Bradley Hall A/B
Friday, July 13, 2012
“Ambition and Ambivalence: A Study of Professional Attitudes Toward Digital Distribution of Archival Moving Images.”
Abstract: This study continues research begun in 2011, which aims to gather data on how cultural institutions, specifically archives, libraries, and museums, are making archival moving images available online via institutional websites and videosharing services such as YouTube. Archival moving images, whether they originate as analog motion picture film or video, or were born-digital, can be distinguished from other types of moving image collections by their perceived long-term value; they are materials “intended to be kept so that they may be available for future generations, regardless of their age at the time of acquisition” (see http://www.afana.org/mic.htm). Laptops, cell phones, iPods, and iPads all offer users the opportunity to download, upload, view, and use moving images from library and archival collections in myriad ways and settings, making video consumption an anytime, anyplace phenomenon. This research aims to document current practices, attitudes, and future plans of moving image curators and managers regarding digitization and on-line distribution of archival moving images in the wake of increasingly ubiquitous mobile technologies.
In the first part of the study, librarians, archivists, and curators responsible for development of digital collections at their institutions were identified and asked to participate in a short 20 question survey aimed at assessing the extent to which their institutions have engaged in or plan to engage in digitization of analog moving image material and acquisition of born-digital moving image material for long-term access and preservation. Questions also explore how digitized/digital moving image material has been made available to users (i.e., through institutional websites, via online catalogs, on videosharing sites, or through institutional repositories such as DSpace or Fedora).
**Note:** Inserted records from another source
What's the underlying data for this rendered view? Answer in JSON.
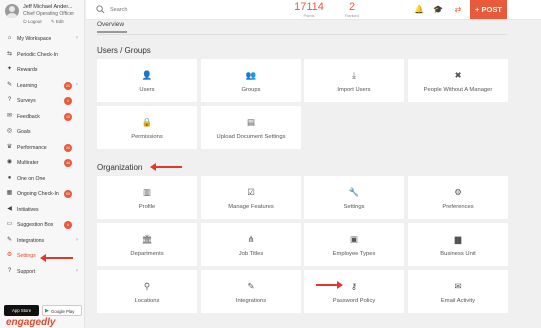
{
  "user": {
    "name": "Jeff Michael Ander...",
    "title": "Chief Operating Officer",
    "logout": "Logout",
    "edit": "Edit"
  },
  "nav": [
    {
      "label": "My Workspace",
      "icon": "⌂",
      "badge": "",
      "chevron": true
    },
    {
      "label": "Periodic Check-In",
      "icon": "⇆",
      "badge": "",
      "chevron": false
    },
    {
      "label": "Rewards",
      "icon": "✦",
      "badge": "",
      "chevron": false
    },
    {
      "label": "Learning",
      "icon": "✎",
      "badge": "24",
      "chevron": true
    },
    {
      "label": "Surveys",
      "icon": "?",
      "badge": "1",
      "chevron": false
    },
    {
      "label": "Feedback",
      "icon": "✉",
      "badge": "10",
      "chevron": false
    },
    {
      "label": "Goals",
      "icon": "◎",
      "badge": "",
      "chevron": false
    },
    {
      "label": "Performance",
      "icon": "♛",
      "badge": "24",
      "chevron": false
    },
    {
      "label": "Multirater",
      "icon": "◉",
      "badge": "44",
      "chevron": false
    },
    {
      "label": "One on One",
      "icon": "●",
      "badge": "",
      "chevron": false
    },
    {
      "label": "Ongoing Check-In",
      "icon": "▦",
      "badge": "60",
      "chevron": false
    },
    {
      "label": "Initiatives",
      "icon": "◀",
      "badge": "",
      "chevron": false
    },
    {
      "label": "Suggestion Box",
      "icon": "▭",
      "badge": "4",
      "chevron": false
    },
    {
      "label": "Integrations",
      "icon": "✎",
      "badge": "",
      "chevron": true
    },
    {
      "label": "Settings",
      "icon": "⚙",
      "badge": "",
      "chevron": false,
      "active": true
    },
    {
      "label": "Support",
      "icon": "?",
      "badge": "",
      "chevron": true
    }
  ],
  "stores": {
    "appstore": "App Store",
    "googleplay": "Google Play"
  },
  "brand": "engagedly",
  "topbar": {
    "search_placeholder": "Search",
    "points_value": "17114",
    "points_caption": "Points",
    "ranked_value": "2",
    "ranked_caption": "Ranked",
    "post_label": "+ POST"
  },
  "main": {
    "tab": "Overview",
    "section1": "Users / Groups",
    "section2": "Organization",
    "tiles": [
      {
        "label": "Users",
        "icon": "👤"
      },
      {
        "label": "Groups",
        "icon": "👥"
      },
      {
        "label": "Import Users",
        "icon": "⤓"
      },
      {
        "label": "People Without A Manager",
        "icon": "✖"
      },
      {
        "label": "Permissions",
        "icon": "🔒"
      },
      {
        "label": "Upload Document Settings",
        "icon": "▤"
      },
      {
        "label": "Profile",
        "icon": "▥"
      },
      {
        "label": "Manage Features",
        "icon": "☑"
      },
      {
        "label": "Settings",
        "icon": "🔧"
      },
      {
        "label": "Preferences",
        "icon": "⚙"
      },
      {
        "label": "Departments",
        "icon": "🏛"
      },
      {
        "label": "Job Titles",
        "icon": "⋔"
      },
      {
        "label": "Employee Types",
        "icon": "▣"
      },
      {
        "label": "Business Unit",
        "icon": "▆"
      },
      {
        "label": "Locations",
        "icon": "⚲"
      },
      {
        "label": "Integrations",
        "icon": "✎"
      },
      {
        "label": "Password Policy",
        "icon": "⚷"
      },
      {
        "label": "Email Activity",
        "icon": "✉"
      }
    ]
  },
  "colors": {
    "accent": "#e95a3a",
    "arrow": "#e0392a"
  }
}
Results of this study were first reported at AERI 2011, and an article summarizing findings will appear in American Archivist in 2012.
This presentation will relate the most recent findings from the second part of the study, which provides a more in-depth investigation of archival engagement in moving image digitization projects. For this qualitative study, the investigator conducted ten in-depth interviews with key informants to document more fully current digitization and digital distribution practices of interviewees’ institutions, explore archivists’ attitudes toward access in the digital environment, identify perceived barriers to launching such projects and programs, and discover their ambitions and plans for future work with digitized and born-digital archival moving images.
Tonia Sutherland and Lindsay Mattock
To the Pointe: Emerging Opportunities for Archives and Digital Humanities in Dance Preservation
The digital humanities represent an area of scholarship within the archival profession that continues to engage both theorists and practitioners. As archivists and archival scholars work to navigate the points of intersection between archival theory and practice in an increasingly digital world, opportunities continue to emerge that allow for the development of new modes of collaboration. At the same time, archivists are continuing to struggle with methods for preserving intangible cultural heritage, including live performance such as dance. As a temporal and ephemeral event, dance eludes traditional archivy and presents unique challenges for choreographers, dancers and archivists alike. Digital performance, including instances of digitized dance objects, is an emerging area in performance studies, one that has enjoyed great technological strides over the past decade. Digital motion capture technology may provide another opportunity to capture and improve, or make more robust, performance and dance preservation practices. The Merce Cunningham Foundation has embraced similar digital technologies in their Legacy Plan to create “Dance Capsules,” or digital records of performances that include video, sound recordings, lighting and stage instruction, design notes, costumes, production notes, as well as interviews with dancers and support staff. While the Capsules are an attempt to preserve the subtleties of performances for future generations, they are also simply a digital representation of the traditional array of materials preserved in dance archives. This paper explores existing methods of capturing and preserving dance (including film/video, photographs, notation and transmission) and seeks to explore the potential for future intersections among archives, dance, and the digital humanities.